Manda il tuo Spirito, o Signore, sulle nostre comunità impaurite e fiacche, perché grazie alla fede in Te, Divino Provvidente, possano essere “fontane” inesauribili di speranza alle quali tutti possono abbeverarsi. Siano realtà profetiche che aiutino l’uomo a capire la propria fragilità ma anche la propria grandezza. Accanto alla carità verso i bisogni materiali dei più poveri e fragili sarà assolutamente necessario coltivare un’altra carità, non meno importante: quella della stima vicendevole. La mormorazione, il pettegolezzo, il giudizio, l’invidia, la gelosia sono atteggiamenti mortiferi per una comunità: creano unicamente divisioni, sospetti, pregiudizi. La coesione, la fraternità, la comunione sono doni dello Spirito da invocare e da desiderare ardentemente.
Manda il tuo Spirito, o Signore, su quanti governano il mondo perché siano sempre ispirati dalla ricerca del bene comune e non da interessi di parte, non dalla ricerca avida del potere e della supremazia sull’altro, non da guadagni facili e di speculazioni finanziarie che affamano quella parte di mondo già priva di pane e di speranza. Soprattutto nessuno bestemmi usando il tuo nome per benedire le armi, la guerra e la violenza… il tempo in cui uomini di Chiesa, brandendo la spada, gridavano “Dio lo vuole!” è definitivamente finito.
Manda il tuo Spirito, o Signore, su ciascun cristiano perché sia contagioso nella fede, allettante per la sua ardente carità, attraente per la sua speranza indomita nel futuro, appetibile per il suo modo di pensare e di agire. Manda il tuo Spirito perché non si lasci mai scoraggiare dal proprio peccato e dalla propria debolezza, perché sia rigoroso quando si tratta di difendere i diritti dei poveri e degli ultimi, perché il suo impegno per gli altri e per la comunità non abbia mai altri fini se non un servizio gratuito e generoso, perché il Vangelo sia l’unica sua strada e l’esclusiva sua meta.
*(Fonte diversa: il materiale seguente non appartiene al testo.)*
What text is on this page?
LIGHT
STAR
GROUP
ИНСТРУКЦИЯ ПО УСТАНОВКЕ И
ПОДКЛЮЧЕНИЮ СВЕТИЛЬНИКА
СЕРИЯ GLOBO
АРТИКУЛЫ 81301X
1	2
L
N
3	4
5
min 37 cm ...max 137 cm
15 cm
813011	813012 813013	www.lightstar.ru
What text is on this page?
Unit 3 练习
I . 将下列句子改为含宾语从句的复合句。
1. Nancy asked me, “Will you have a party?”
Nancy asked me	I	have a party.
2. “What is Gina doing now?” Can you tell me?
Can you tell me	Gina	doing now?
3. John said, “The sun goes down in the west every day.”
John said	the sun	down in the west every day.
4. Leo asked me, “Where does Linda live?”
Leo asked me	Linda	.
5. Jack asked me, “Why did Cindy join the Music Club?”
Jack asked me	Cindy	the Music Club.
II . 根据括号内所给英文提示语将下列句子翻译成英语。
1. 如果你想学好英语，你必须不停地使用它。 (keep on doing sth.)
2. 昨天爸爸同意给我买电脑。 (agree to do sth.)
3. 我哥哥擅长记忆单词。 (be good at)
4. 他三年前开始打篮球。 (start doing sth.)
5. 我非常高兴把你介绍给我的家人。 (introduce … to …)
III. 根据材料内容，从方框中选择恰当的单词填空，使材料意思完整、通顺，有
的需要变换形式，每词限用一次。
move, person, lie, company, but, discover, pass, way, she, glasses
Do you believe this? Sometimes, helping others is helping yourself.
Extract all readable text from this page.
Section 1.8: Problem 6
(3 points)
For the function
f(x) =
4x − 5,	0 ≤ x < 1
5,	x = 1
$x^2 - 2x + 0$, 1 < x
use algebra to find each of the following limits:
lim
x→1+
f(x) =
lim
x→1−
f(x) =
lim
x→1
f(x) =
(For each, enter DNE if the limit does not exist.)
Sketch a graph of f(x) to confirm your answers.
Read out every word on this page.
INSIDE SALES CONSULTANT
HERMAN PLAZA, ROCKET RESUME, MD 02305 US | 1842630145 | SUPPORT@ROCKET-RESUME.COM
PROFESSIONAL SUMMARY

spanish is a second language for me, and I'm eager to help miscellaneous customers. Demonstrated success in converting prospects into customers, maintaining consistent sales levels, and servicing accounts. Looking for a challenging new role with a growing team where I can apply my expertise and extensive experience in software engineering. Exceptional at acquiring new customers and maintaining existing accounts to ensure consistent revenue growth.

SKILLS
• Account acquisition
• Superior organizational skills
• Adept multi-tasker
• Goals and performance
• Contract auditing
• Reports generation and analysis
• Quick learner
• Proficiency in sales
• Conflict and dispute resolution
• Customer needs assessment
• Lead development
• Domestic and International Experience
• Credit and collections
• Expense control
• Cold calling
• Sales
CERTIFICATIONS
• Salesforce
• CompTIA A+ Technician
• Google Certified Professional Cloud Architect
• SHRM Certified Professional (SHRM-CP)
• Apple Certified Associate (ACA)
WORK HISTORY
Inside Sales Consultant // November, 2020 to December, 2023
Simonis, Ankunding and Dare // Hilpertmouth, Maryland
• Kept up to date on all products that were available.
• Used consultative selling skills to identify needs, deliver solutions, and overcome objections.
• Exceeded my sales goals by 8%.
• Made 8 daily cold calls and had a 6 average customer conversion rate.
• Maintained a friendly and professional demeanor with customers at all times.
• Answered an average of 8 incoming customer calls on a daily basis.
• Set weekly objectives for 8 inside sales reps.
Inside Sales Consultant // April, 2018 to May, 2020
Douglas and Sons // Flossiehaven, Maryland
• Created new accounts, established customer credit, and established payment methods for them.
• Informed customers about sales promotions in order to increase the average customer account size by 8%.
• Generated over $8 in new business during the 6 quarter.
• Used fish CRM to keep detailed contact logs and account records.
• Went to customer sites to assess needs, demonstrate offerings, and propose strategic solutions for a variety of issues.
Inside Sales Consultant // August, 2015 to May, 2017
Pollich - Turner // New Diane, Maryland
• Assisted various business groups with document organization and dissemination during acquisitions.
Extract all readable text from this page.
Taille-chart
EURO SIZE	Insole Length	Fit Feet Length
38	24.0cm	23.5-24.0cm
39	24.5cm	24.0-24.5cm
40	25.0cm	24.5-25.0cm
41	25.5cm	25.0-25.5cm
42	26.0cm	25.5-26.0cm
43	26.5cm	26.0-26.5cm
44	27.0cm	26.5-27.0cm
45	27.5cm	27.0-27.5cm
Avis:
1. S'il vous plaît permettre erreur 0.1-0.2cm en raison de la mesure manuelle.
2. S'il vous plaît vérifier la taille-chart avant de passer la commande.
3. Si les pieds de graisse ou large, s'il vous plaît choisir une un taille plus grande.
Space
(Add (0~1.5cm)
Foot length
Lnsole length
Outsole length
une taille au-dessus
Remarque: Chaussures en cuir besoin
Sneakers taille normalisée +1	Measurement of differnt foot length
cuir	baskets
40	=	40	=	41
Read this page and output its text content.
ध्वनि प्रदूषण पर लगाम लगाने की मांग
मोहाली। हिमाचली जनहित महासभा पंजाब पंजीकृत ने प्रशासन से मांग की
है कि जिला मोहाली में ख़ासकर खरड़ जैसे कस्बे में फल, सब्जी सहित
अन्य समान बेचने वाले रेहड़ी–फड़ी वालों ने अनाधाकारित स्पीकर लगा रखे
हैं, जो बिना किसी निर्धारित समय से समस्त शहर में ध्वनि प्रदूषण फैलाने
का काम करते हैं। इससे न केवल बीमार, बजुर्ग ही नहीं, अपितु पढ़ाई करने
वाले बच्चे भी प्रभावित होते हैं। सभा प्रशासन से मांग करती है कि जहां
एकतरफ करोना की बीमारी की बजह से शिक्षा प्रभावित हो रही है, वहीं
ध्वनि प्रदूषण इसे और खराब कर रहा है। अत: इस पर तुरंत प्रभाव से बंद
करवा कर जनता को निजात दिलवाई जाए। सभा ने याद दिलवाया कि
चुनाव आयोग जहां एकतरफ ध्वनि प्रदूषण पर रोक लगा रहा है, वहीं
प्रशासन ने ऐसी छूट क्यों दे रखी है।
In questi anni, o Signore, hai messo a dura prova la nostra fede. Perdonaci se a volte vorremmo comprendere tutto e avere la spiegazione di ogni cosa. Perdona le nostre ribellioni, le nostre disubbidienza, la nostra arroganza, la nostra supponenza. Perdona quando vogliamo insegnarti a fare il tuo mestiere di Dio! Fede non significa avere chiaro ogni cosa, ma significa avere fiducia in Colui che ha ben chiaro ogni cosa. Perdonaci Signore e manda il tuo Spirito e i suoi santi doni di sapienza, intelletto, consiglio, fortezza, scienza, pietà e timore di Dio. Amen. Alleluia.